As McDaniel explained, analyzing the data was no easy task, considering that the IDA received reports from every single subcontractor on the job every month with each of their laborers, hours, classification and other details, with many in different formats like PDFs or emails.
“It was actually a lot of data, and it wasn’t really in a format that we could quickly manipulate it,” she said. “So, in steps Kurt [Anderson], who works for Ithaca Area Economic Development, and he was able to go through really with a fine-tooth comb, put the data in a format that we could manipulate it not just to understand what the total local labor percentage was but to look at some of the key larger trade groups that were represented.”

Anderson, who is the director of development and strategy for IAED, provided research that eventually aided the creation of a local construction labor committee, which Legislator Anne Koreman currently chairs. The committee met several times last summer to go through the data and identify gaps to establish a proper percentage of local labor.

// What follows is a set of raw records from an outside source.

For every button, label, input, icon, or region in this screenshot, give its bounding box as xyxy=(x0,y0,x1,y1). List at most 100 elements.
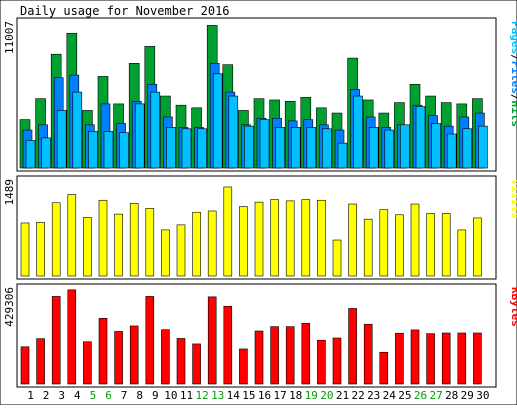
bar-kbytes-day-30 xyxy=(473,332,482,385)
bar-visits-day-17 xyxy=(270,199,279,277)
bar-visits-day-13 xyxy=(207,210,217,277)
chart-title: Daily usage for November 2016 xyxy=(20,4,230,18)
legend-entry: / xyxy=(509,54,517,61)
bar-visits-day-11 xyxy=(176,224,186,277)
bar-kbytes-day-18 xyxy=(285,326,295,385)
bar-kbytes-day-8 xyxy=(129,325,139,385)
bar-pages-day-28 xyxy=(446,133,457,169)
bar-pages-day-7 xyxy=(119,132,129,169)
bar-pages-day-5 xyxy=(88,131,98,169)
bar-visits-day-1 xyxy=(20,222,30,277)
bar-pages-day-29 xyxy=(462,128,473,169)
bar-kbytes-day-4 xyxy=(67,289,77,385)
bar-visits-day-8 xyxy=(129,203,139,277)
x-tick-label-28: 28 xyxy=(445,389,458,402)
x-tick-label-8: 8 xyxy=(136,389,143,402)
bar-pages-day-11 xyxy=(181,128,192,169)
bar-kbytes-day-12 xyxy=(192,343,201,385)
x-tick-label-30: 30 xyxy=(476,389,489,402)
bar-visits-day-14 xyxy=(223,186,233,277)
x-tick-label-1: 1 xyxy=(27,389,34,402)
legend-entry: Pages xyxy=(509,21,517,54)
x-tick-label-19: 19 xyxy=(305,389,318,402)
bar-visits-day-18 xyxy=(285,200,295,277)
bar-pages-day-13 xyxy=(212,73,223,169)
bar-visits-day-3 xyxy=(51,202,61,277)
bar-visits-day-23 xyxy=(363,218,373,277)
bar-kbytes-day-1 xyxy=(20,346,30,385)
bar-pages-day-3 xyxy=(56,110,67,169)
x-tick-label-22: 22 xyxy=(351,389,364,402)
bar-kbytes-day-25 xyxy=(395,332,404,385)
bar-visits-day-9 xyxy=(145,208,155,277)
bar-pages-day-10 xyxy=(166,127,176,169)
bar-pages-day-21 xyxy=(337,142,348,169)
x-tick-label-14: 14 xyxy=(227,389,241,402)
bar-pages-day-23 xyxy=(368,127,379,169)
hits-files-pages-legend: Pages/Files/Hits xyxy=(509,21,517,127)
x-tick-label-6: 6 xyxy=(105,389,112,402)
bar-kbytes-day-19 xyxy=(301,323,311,385)
bar-visits-day-5 xyxy=(83,216,92,277)
bar-visits-day-19 xyxy=(301,199,311,277)
legend-entry: Visits xyxy=(509,179,517,219)
x-tick-label-20: 20 xyxy=(320,389,333,402)
x-tick-label-15: 15 xyxy=(242,389,255,402)
bar-visits-day-21 xyxy=(332,239,342,277)
bar-kbytes-day-16 xyxy=(254,330,264,385)
bar-pages-day-19 xyxy=(306,127,317,169)
bar-pages-day-1 xyxy=(25,140,36,169)
bar-pages-day-22 xyxy=(353,95,363,169)
bar-visits-day-29 xyxy=(457,229,467,277)
bar-kbytes-day-28 xyxy=(441,332,451,385)
bar-kbytes-day-9 xyxy=(145,296,155,385)
bar-visits-day-12 xyxy=(192,211,201,277)
bar-kbytes-day-17 xyxy=(270,326,279,385)
bar-visits-day-30 xyxy=(473,217,482,277)
x-tick-label-17: 17 xyxy=(273,389,286,402)
bar-kbytes-day-20 xyxy=(317,339,326,385)
bar-visits-day-4 xyxy=(67,194,77,277)
bar-pages-day-2 xyxy=(41,137,51,169)
bar-visits-day-27 xyxy=(426,213,435,277)
bar-kbytes-day-21 xyxy=(332,337,342,385)
x-tick-label-2: 2 xyxy=(43,389,50,402)
bar-kbytes-day-14 xyxy=(223,305,233,385)
x-tick-label-10: 10 xyxy=(164,389,177,402)
bar-visits-day-10 xyxy=(161,229,170,277)
kbytes-legend: KBytes xyxy=(509,287,517,327)
bar-visits-day-2 xyxy=(36,222,45,277)
bar-pages-day-18 xyxy=(290,127,301,169)
bar-kbytes-day-7 xyxy=(114,331,123,385)
bar-visits-day-22 xyxy=(348,203,357,277)
legend-entry: KBytes xyxy=(509,287,517,327)
bar-visits-day-6 xyxy=(98,199,108,277)
bar-visits-day-7 xyxy=(114,213,123,277)
bar-pages-day-6 xyxy=(103,131,114,169)
bar-visits-day-26 xyxy=(410,203,420,277)
bar-kbytes-day-27 xyxy=(426,333,435,385)
bar-kbytes-day-11 xyxy=(176,338,186,385)
x-tick-label-27: 27 xyxy=(429,389,442,402)
bar-kbytes-day-24 xyxy=(379,351,389,385)
x-tick-label-3: 3 xyxy=(58,389,65,402)
x-tick-label-4: 4 xyxy=(74,389,81,402)
x-tick-label-13: 13 xyxy=(211,389,224,402)
bar-visits-day-28 xyxy=(441,213,451,277)
x-tick-label-7: 7 xyxy=(121,389,128,402)
x-tick-label-5: 5 xyxy=(90,389,97,402)
bar-pages-day-30 xyxy=(478,125,488,169)
bar-pages-day-12 xyxy=(197,128,207,169)
kbytes-ymax-label: 429306 xyxy=(3,287,16,327)
visits-panel: 1489 Visits xyxy=(3,175,517,280)
bar-pages-day-27 xyxy=(431,123,441,169)
bar-pages-day-24 xyxy=(384,129,395,169)
visits-ymax-label: 1489 xyxy=(3,179,16,206)
bar-kbytes-day-5 xyxy=(83,341,92,385)
bar-pages-day-15 xyxy=(244,125,254,169)
x-tick-label-23: 23 xyxy=(367,389,380,402)
hits-files-pages-ymax-label: 11007 xyxy=(3,21,16,54)
legend-entry: Files xyxy=(509,61,517,94)
bar-visits-day-24 xyxy=(379,209,389,277)
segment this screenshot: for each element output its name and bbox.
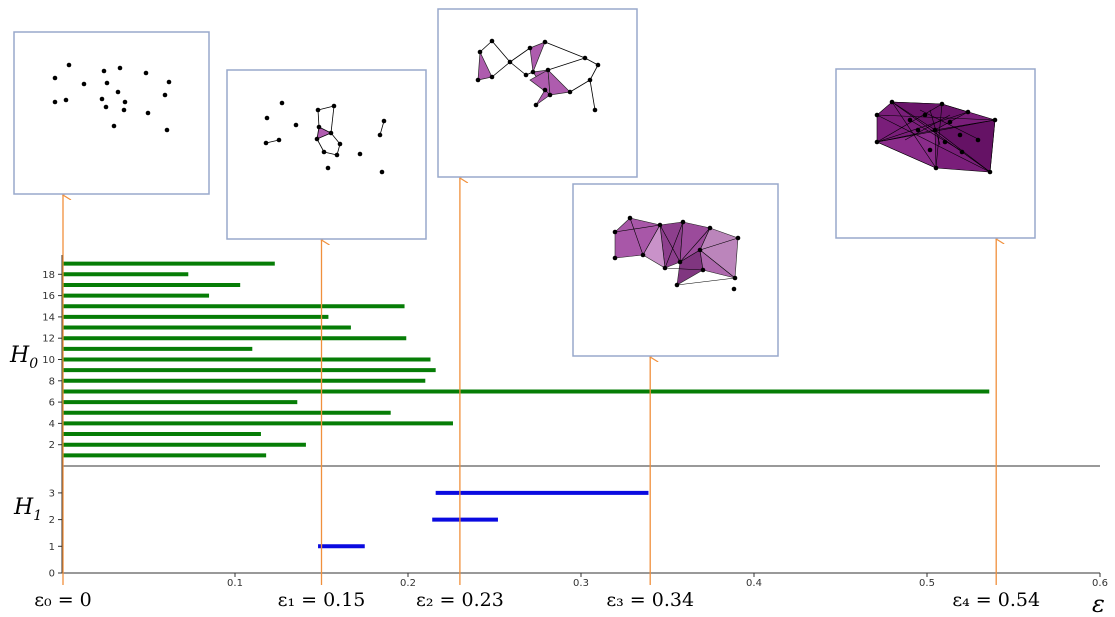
x-tick-label: 0.4 [746, 578, 762, 589]
x-tick-label: 0.5 [919, 578, 935, 589]
complex-inset-eps0 [13, 31, 210, 195]
h1-label: H1 [13, 495, 42, 524]
complex-inset-eps2 [437, 8, 638, 178]
epsilon-label-2: ε₂ = 0.23 [416, 589, 504, 611]
y-tick-label: 16 [42, 291, 55, 302]
x-tick-label: 0.2 [400, 578, 416, 589]
x-tick-label: 0.6 [1092, 578, 1108, 589]
epsilon-label-4: ε₄ = 0.54 [952, 589, 1040, 611]
epsilon-label-3: ε₃ = 0.34 [606, 589, 694, 611]
y-tick-label: 6 [49, 398, 55, 409]
complex-inset-eps3 [572, 183, 779, 357]
x-tick-label: 0.1 [227, 578, 243, 589]
x-tick-label: 0.3 [573, 578, 589, 589]
y-tick-label: 2 [49, 515, 55, 526]
complex-inset-eps4 [835, 68, 1036, 239]
h0-label: H0 [9, 343, 38, 372]
x-axis-label: ε [1092, 590, 1105, 617]
y-tick-label: 8 [49, 376, 55, 387]
y-tick-label: 1 [49, 542, 55, 553]
y-tick-label: 12 [42, 334, 55, 345]
point-cloud [52, 62, 172, 133]
complex-inset-eps1 [226, 69, 427, 240]
y-tick-label: 2 [49, 440, 55, 451]
y-tick-label: 18 [42, 270, 55, 281]
y-tick-label: 0 [49, 569, 55, 580]
y-tick-label: 3 [49, 488, 55, 499]
epsilon-label-0: ε₀ = 0 [34, 589, 92, 611]
y-tick-label: 4 [49, 419, 55, 430]
y-tick-label: 10 [42, 355, 55, 366]
epsilon-label-1: ε₁ = 0.15 [278, 589, 366, 611]
y-tick-label: 14 [42, 312, 55, 323]
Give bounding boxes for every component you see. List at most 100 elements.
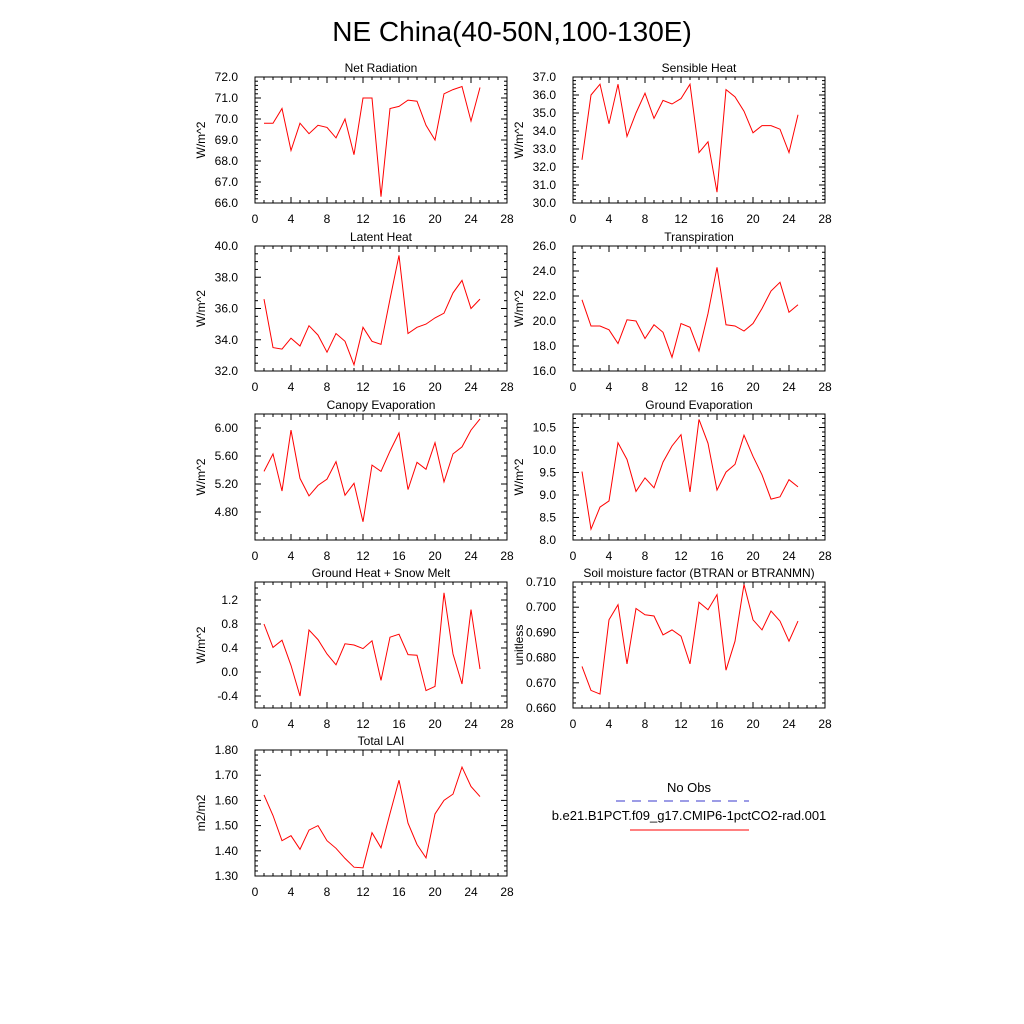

When discussing the resolution, McDaniel and others expressed that adding a labor representative will be a considerable step up from what was being done previously. As Legislator Rich John, who serves as the current chair of the IDA, clarified at the meeting, the IDA has respected the input of local labor in the past. John said including a labor representative was a good move for the IDA.
“It hopefully will make us smarter,” he said. “The whole idea of having a board is that you get different perspectives. And just like crowdsourcing — the whole idea of thinking better that way because you see things from different directions — we’re hopefully going to get that. It’ll be a good thing.”
McDaniel added that including a labor representative will also ensure that all local labor is considered, not just construction labor.
“When you talk about labor, construction labor is short term,” she said. “It’s an important part of our economy, but for the most part, we like to look at long-term, quality job opportunities. And one of the main goals of the IDA is to support business and industry, and those are companies that are creating long-term, quality job opportunities.”
Also at the Legislature meeting, legislators debated a substitute resolution raised by Legislator Mike Lane to expand the IDA to nine members, but Legislator Deborah Dawson challenged the motion because it would need state-enabling legislation. The substitute failed 3-11.
“It might happen later,” John said. “I voted to say, ‘Alright, let’s do that.’ But … I think the reservation was, let’s keep this a clean resolution and just address the labor seat, and we’ll think about this and decide on going to nine members later.”
The Legislature is currently taking applications for the new position. Sources shared what their hopes are for the eventual candidate.
“My hope is that it will be someone that is able to work to understand all of the complications in IDA projects and someone that’s willing to compromise because compromise is key to getting a lot of these projects done,” McDaniel said.
Kelles added that the ethos of that person should be to prioritize the creation of good-paying jobs within the actions of the IDA.
“Regardless of what sector of labor they come from, it is extremely important for this person to keep in mind and to represent all of labor because … one of the goals of the IDA and tax abatements is to create good-paying jobs that lift up the whole economy,” she said. “So, not just temporary jobs, for example, not just construction jobs, but that it actually creates jobs.”
For now, McDaniel explained IAED’s plan for local labor in 2021.
“I’m just really pleased with the progress that our IDA has made on this,” she said. “The [labor] policy, as it stands today, has made developers more aware, more willing to seek out local labor, which is a positive thing. Our goal is to wrap up our conversations at the Labor Committee of the IDA sometime early this year and make a recommendation on an upgrade to the policy.”